3. When people talk bad about me…
In the past this would have me justify some reaction because hey, again we are thought by society that we have to defend our name if someone attacks us. In my case though, now that I have established that I am nobody and nobody apart from my own family and close friends give a shit about me, why do I feel the need to get angry about it or defend myself?
This has lifted such a huge burden off of me. Even if I were someone of importance, say a prominent corporate figure… do people really really care? Does anyone still even talk about how Mark Zuckerberg kicked Eduardo Saverin out of Facebook?
Now this mindset is really easy to adopt but there is one thing that really gets in the way of being able to do it consistently. That is the ability to control our emotions. Sometimes I have lapses too whenever I can’t control my emotions but hey… on aggregate I’ve done it.. and it has worked really well for me.
My relationships with friends, family and wife have improved.
I find it easier to manage teams at work. Heck try applying this at work. Treat all your colleagues, vendors, partners, investors like they were the most important people in your life and you’ll find they’ll go further for you. I attribute a big part of the modest success Colony has had to this.
Most important I find myself a lot happier. It’s liberating to feel that you’re nobody and you don’t have to defend anything about you. On the flip side it’s exhausting to feel that everything is about you. We all have that one friend who feels that way right? That everything is about him (or her). If someone does something that affects him, that someone must have done it because of him. That he is entitled to strong opinions and that he must defend his ego. That in any social setting he talks the most, always about himself.

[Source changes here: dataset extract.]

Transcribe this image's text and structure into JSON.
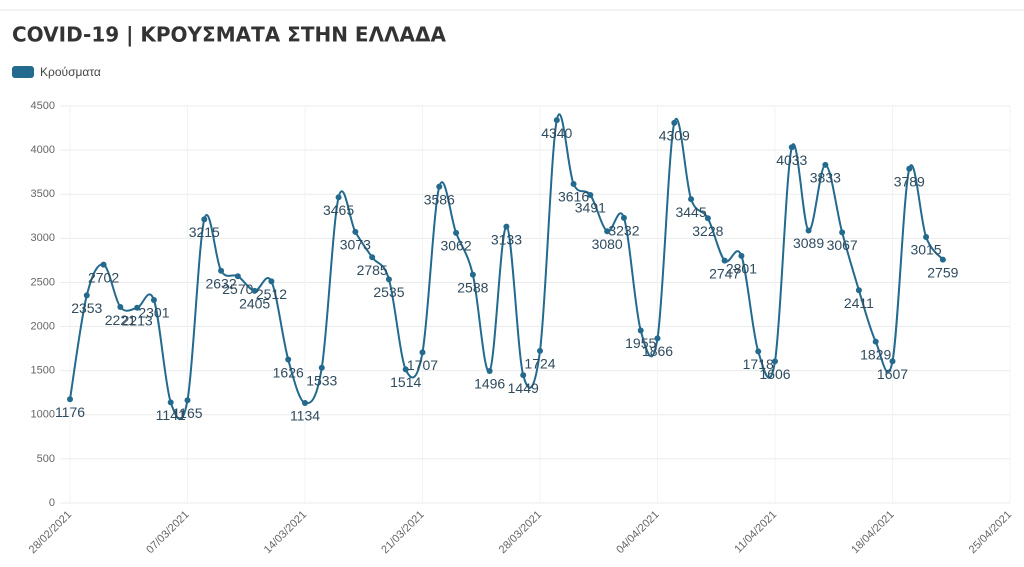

It’s exhausting being that person because this normally stems from a deep insecurity. But it would be great if we could also have the empathy to understand that there are many reasons why someone like that might feel like that. Make that person feel important and maybe that might help. For me though, hanging around people like that tend to exhaust me too so I tend to just fade away from their orbit.
Anyway I digress.
All in all I think this change for me has been really significant. People who I’ve met in the past two years can’t imagine me losing my temper. More importantly my parents, my family and my wife realise that I am no longer hot tempered. I still have a long way to go because eliminating hot temper isn’t about just doing it for a month or a year… but doing it consistently for the rest of my life.